Она хотела его. Как женщина хочет мужчину. Ты никогда не была шестнадцатилетним мальчиком, Кара. Это самая опьяняющая штука, которую можно себе вообразить.
Карен подняла глаза и чуть не получила сердечный приступ, когда осознала, что в дверях стоит Джулия. Она закрыла микрофон ладонью. Дочь махнула в знак приветствия недоеденным яблоком, ее темные глаза сверкали любопытством.
— Уже поздно. Я удивляюсь, кто это тебе звонит.
— Мистер Макэлви. С работы. Он не может найти досье, над которыми мы работали.
Джулия сморщила нос в знак симпатии и жестом пожелала ей доброй ночи. Карен не прижимала трубку к уху до тех пор, пока Джулия не дошла до холла, но Крэйг, должно быть, все слышал.
— Макэлви, гм? Ты в постели, да?
— Да, мистер Макэлви.
Пальцы ног под одеялом свела судорога. Он звонил, чтобы поделиться информацией об их быстро созревающем сыне. Это было естественно, чувство связи было приятным, но теперь он уже все сказал о Джоне Джэйкобе. Его голос разливался, как саксофон в ночном баре.
— Белоснежные простыни?
— Розовые.
— И майка. Бронкос, держу пари. И ничего под ней?

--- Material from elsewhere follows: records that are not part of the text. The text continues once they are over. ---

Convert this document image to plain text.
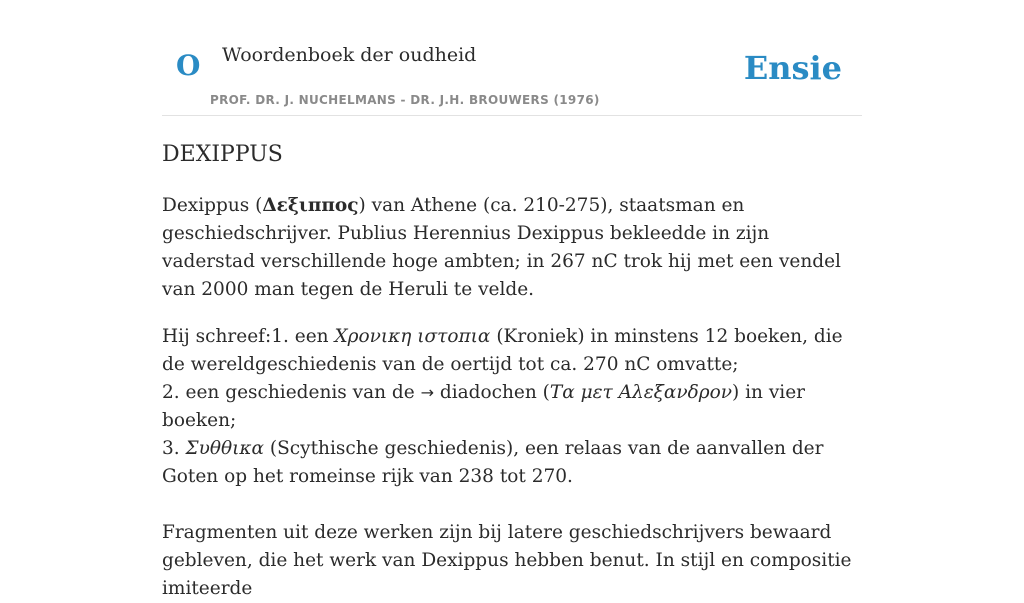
O Woordenboek der oudheid
PROF. DR. J. NUCHELMANS - DR. J.H. BROUWERS (1976)
Ensie
DEXIPPUS

Dexippus (Δεξιππος) van Athene (ca. 210-275), staatsman en geschiedschrijver. Publius Herennius Dexippus bekleedde in zijn vaderstad verschillende hoge ambten; in 267 nC trok hij met een vendel van 2000 man tegen de Heruli te velde.

Hij schreef:1. een Χρονικη ιστοπια (Kroniek) in minstens 12 boeken, die de wereldgeschiedenis van de oertijd tot ca. 270 nC omvatte;

2. een geschiedenis van de → diadochen (Τα μετ Αλεξανδρον) in vier boeken;

3. Συθθικα (Scythische geschiedenis), een relaas van de aanvallen der Goten op het romeinse rijk van 238 tot 270.

Fragmenten uit deze werken zijn bij latere geschiedschrijvers bewaard gebleven, die het werk van Dexippus hebben benut. In stijl en compositie imiteerde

Хотя он не мог этого знать, на ней действительно была майка Бронкос и ничего под ней. Сердце внезапно забилось часто, как в лихорадке. Он проделывал это дважды за эту неделю. Звонил поздно вечером и изводил ее этим голосом, обольщая всякими порочными пустяками до тех пор, пока все тело не начинало гореть и она не могла заснуть.
— Я могу себе нарисовать эти стройные длинные ножки, скользящие по гладким простыням. Обожаю твои ножки, солнышко. Ты не можешь себе представить, какое место они занимают в моей жизни. Я все вспоминаю: форму икр, бедер, ощущение тебя через эти шелковые чулки. Ты хоть имеешь понятие, как я тебя хочу? Только голышом, Кара. Голышом будет намного лучше.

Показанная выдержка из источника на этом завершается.